Chapter Two: The Great Debate

38 3 0
                                    

Chapter two: The Great Debate

As i was walking through the hallway going to Calculus, I saw Beedy walking with Frank. I went over to join them.

"Hey guys, whats up?" I said.

"Nothing, whats up with you?" said Beedy.

"Same. So are you going to history club today?" I said. 

"No, I have to go to a tutoring session." said Beedy.

"YOU HAVE A TUTOR?!" Frank and I screamed in unison.

"No, no, I tutor other people. I wouldn't need a tutor even if I was an idiot." said Beedy.

"Oh, that's cool, I guess." said Frank.

"How often do you tutor people?" I asked.

"Not very often. Once, maybe twice a week. I don't mean to brag but every student I tutor has a B average or better." said Beedy.

"Surrrrrrrrrreeeeeeeeeeeee, don't mean to brag do you." I said. 

"Hey, i'm just saying." said Beedy.

"Well, I gotta go now, sorry about history club Beedy. Bye." I said. 

"Bye." said Frank and Beedy.

Finally, on my own. Time for Calculus, my favorite class of the day.

"And that's how it's done class." said Ms. Irvin. 

"Finally, I'm outta here." said Byron.

Byron is a senior jock. He's a complete idiot and is failing this class. He never turns in any work, but somehow got a full scholarship to Wisconsin. It's for football of course but still. 

"Byron, shut up. We all know that the only reason you're still in this class is beacause your mother is the vice principal." said Lyra.

"Really Lyra? That's ironic coming from you." said Byron. 

"Byron, do you even know what ironic means because last time I checked, I have straight A's and no family members that work here." said Lyra.

Byron flushed. He went from sand colored to cherry in an instant. It was about time someone shut him up though. No one expected Lyra but someone had to do it.

As I was walking to third hour, I passed Al. No one really likes Al very much except Frank, Beedy and me. We are all one big nerd circle. I walked over to say hi.

"Hey Al, I didn't see you in Calculus today. Do you need the assignment?" I asked.

"No, I got moved to Pre- Calculus because I was getting a B+ in Calculus. My parents mad me. I'm ashamed in myself." he said in a sad tone.

"Oh, i'm sorry. Wanna come over later and talk about Pre- Calculus? I just got a new videogame. It's multi-player!" I asked in an excited tone.

"Sure, why not? Are Frank and Beedy going to be there?" he asked.

"Of course! Why wouldn't they be there! But first I have history club and some Physics homework I need to finish. How about seven?" I asked.

"Sure, sounds great. I'll be there at seven." he said. 

He sounds dissapointed or depressed. I don't know. I've never been very good at reading between the lines. Speaking of reading I have to go! The bell's about to ring!

"Beautiful isn't it? Shel Silverstien is a magnificent poet, isn't he class?" said Mr. Dopenstien.

"Sure." said the class in unison.

"Ok, class dismissed when the bell rings, oh and Melissa, come here please." said Mr.
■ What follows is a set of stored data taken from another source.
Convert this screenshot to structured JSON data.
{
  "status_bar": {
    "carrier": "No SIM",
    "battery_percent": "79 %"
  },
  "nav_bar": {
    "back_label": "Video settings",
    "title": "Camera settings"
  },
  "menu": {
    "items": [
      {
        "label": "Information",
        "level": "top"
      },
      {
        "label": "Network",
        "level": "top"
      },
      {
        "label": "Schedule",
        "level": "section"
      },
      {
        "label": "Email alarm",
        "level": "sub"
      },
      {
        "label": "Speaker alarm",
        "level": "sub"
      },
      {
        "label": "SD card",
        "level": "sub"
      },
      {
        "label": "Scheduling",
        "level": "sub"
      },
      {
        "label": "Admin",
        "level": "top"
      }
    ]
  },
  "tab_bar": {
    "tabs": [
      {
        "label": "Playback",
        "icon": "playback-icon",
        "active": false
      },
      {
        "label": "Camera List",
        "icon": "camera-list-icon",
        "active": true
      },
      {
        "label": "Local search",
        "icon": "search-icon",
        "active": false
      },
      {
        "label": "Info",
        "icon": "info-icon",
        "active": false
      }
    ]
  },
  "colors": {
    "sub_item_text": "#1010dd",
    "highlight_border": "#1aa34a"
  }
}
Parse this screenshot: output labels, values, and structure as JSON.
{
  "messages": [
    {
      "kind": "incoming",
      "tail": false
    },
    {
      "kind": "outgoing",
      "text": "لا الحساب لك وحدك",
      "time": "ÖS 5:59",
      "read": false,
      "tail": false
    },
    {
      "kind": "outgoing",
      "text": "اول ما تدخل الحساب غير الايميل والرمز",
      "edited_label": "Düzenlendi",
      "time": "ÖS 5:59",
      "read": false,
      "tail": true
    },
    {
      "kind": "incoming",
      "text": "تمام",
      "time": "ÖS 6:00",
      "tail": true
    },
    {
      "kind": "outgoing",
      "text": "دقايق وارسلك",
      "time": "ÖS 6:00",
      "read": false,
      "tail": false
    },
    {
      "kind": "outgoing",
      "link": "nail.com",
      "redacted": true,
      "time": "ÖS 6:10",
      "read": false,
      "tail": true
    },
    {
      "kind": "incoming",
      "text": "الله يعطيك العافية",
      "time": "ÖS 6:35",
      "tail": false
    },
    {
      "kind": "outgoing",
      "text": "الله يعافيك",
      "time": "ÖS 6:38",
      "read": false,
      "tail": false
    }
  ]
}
Dopenstien.

Oh shoot, what did I do? I haven't done anything wrong, have I? Come to think of it, I don't do anything at all. 

I slowly got up, out of my desk. Act casual I think to myself, teachers can smell fear. 

"Mr. Dopenstien, is there a problem?" ? I asked in a serious but slightly wobbly voice. 

"Yes, yes there is Melissa." he said in a tone of voice that I couldn't read. 

Shoot, I have an A+ in this class and in all of the other classes. What did I do?! Nevermind, maybe he's just being sarcastic.

My mind is racing with possibilities. Time seems to slow as I brace for the worst. Detention. I've never been in trouble. Ever. If I get in trouble now, what will I become? A hoodlum? A criminal? No. I will not sink to that level. Suddenly, he started to speak. 

"Melissa you're in trouble beacause you're not on the speech team!" he said with a chuckle.

Really, the speech team?! I'm not a drama geek, i'm a math nerd and trust me, there is a HUGE difference. 

"Oh, wow. I don't have time for anymore clubs. I'm already in three of them." I said.

"Really? Which ones?" he asked with genuine curiosity. 

"Well, the math league, robatics club and history club and i'm president of all of them I said.

"Oh, if that doesn't scream nerd, I don't know what does! Ha ha, that's hilarious!" he said while laughing. 

I almost felt ashamed. Stupid, stupid me. Why didn't I just say I was into sports? Why didn't I just lie? Why am I beginning to be ashamed of myself?